In neighbouring Suriname, the government of former dictator and now legitimately elected President Desi Bouterse, convicted in absentia by a Dutch court for drug trafficking and facing trial in Suriname for the 1982 December murders, passed a law in April this year granting amnesty to all the suspects in the murder case, two months before the verdict was due.
Closer to home, the Linden tragedy and the copyright fiasco – though very different issues – would appear to reflect a cavalier attitude to the rule of law or a type of recklessness, and, moreover, to suggest that someone is asleep at the wheel.

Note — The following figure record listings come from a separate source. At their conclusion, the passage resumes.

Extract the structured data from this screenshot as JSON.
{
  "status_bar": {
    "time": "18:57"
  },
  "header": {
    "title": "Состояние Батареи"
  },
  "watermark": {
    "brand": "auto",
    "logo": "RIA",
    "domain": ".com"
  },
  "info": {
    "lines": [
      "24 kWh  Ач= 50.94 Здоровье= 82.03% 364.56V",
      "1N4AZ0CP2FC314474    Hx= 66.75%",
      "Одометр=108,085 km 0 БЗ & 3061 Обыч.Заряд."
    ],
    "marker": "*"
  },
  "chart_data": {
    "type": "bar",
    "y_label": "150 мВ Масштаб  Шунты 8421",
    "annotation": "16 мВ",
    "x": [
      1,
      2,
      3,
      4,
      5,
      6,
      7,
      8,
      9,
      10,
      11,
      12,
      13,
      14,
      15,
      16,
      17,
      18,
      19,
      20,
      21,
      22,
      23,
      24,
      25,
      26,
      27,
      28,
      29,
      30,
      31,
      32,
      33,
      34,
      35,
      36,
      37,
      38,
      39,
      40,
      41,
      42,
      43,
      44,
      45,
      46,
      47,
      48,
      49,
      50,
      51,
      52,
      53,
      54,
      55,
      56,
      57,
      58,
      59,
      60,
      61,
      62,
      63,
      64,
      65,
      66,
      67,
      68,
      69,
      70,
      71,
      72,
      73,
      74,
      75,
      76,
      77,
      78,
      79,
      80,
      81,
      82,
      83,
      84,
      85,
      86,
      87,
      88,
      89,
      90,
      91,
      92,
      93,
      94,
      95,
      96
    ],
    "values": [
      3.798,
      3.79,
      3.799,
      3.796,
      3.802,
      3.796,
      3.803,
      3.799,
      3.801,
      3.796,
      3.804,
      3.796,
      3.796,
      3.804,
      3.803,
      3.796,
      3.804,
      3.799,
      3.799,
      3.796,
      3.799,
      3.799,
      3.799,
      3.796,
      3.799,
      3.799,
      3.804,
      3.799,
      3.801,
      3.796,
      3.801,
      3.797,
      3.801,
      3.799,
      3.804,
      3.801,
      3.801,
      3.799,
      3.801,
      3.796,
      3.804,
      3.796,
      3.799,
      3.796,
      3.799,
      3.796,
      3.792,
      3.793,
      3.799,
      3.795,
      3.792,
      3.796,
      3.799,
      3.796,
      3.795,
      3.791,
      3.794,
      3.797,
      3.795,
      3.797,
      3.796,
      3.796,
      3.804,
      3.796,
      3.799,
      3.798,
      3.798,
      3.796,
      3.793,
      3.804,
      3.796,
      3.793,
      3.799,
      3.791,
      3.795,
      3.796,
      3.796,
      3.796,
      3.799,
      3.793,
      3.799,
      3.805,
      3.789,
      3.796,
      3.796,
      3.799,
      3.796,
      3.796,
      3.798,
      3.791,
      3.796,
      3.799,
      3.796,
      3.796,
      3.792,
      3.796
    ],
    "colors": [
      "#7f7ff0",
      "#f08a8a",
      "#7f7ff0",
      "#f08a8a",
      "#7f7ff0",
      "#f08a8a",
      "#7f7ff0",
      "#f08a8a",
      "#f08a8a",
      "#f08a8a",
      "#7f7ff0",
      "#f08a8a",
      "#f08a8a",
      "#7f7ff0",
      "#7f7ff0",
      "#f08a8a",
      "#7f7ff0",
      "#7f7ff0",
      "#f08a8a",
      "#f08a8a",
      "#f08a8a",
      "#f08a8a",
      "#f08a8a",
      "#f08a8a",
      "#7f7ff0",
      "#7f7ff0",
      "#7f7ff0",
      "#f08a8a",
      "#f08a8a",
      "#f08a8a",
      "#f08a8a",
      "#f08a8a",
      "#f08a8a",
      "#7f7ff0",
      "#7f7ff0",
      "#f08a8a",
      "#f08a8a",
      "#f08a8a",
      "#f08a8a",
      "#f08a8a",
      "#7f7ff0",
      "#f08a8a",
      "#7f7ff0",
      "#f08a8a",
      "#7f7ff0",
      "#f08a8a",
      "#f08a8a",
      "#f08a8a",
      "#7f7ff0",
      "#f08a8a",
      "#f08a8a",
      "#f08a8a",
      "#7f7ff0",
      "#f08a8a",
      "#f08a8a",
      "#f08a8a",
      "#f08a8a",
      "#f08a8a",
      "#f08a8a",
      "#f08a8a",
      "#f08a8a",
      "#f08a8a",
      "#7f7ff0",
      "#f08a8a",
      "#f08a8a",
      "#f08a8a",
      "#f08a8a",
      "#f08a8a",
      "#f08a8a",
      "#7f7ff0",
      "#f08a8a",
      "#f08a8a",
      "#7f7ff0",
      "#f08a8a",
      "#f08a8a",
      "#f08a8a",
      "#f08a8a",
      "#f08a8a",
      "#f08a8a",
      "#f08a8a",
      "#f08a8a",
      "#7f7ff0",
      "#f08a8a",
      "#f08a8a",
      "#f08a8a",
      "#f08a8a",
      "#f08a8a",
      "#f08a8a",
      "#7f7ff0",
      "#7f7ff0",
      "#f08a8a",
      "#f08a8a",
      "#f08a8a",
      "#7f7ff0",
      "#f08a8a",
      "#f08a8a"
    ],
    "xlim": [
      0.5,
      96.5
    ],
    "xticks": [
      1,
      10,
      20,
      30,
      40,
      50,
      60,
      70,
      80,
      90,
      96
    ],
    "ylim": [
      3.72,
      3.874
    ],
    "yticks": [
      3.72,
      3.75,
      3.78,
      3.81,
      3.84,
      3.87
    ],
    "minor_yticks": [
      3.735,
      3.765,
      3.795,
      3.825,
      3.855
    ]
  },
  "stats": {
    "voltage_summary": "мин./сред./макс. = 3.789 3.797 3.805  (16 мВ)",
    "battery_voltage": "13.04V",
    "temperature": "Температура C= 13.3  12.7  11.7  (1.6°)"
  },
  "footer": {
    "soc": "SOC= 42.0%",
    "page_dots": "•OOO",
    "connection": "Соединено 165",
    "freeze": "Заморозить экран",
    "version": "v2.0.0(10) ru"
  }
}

In all of the above, there is a common thread – the idea that the law can be used, manipulated or ignored to suit political expediency. This, by itself, is profoundly worrying, but what is perhaps even more disturbing is the sense that politicians can demonstrate such disregard for public opinion and seemingly be so oblivious to the fact that the people, through the communications revolution, are nowadays better informed and better able to voice their displeasure. The inability of different governments across the region to envisage how their various statements and actions will be received, in turn, points to a basic inability to understand a fundamental benchmark of good governance: public approval.
What we are witnessing may well be suggestive of a crisis of governance. It is no wonder that Caricom has been deemed to be “in crisis” and that the regional integration project is virtually at a standstill. Poor governance practices and questionable leadership in domestic jurisdictions can only translate into failure at the regional level.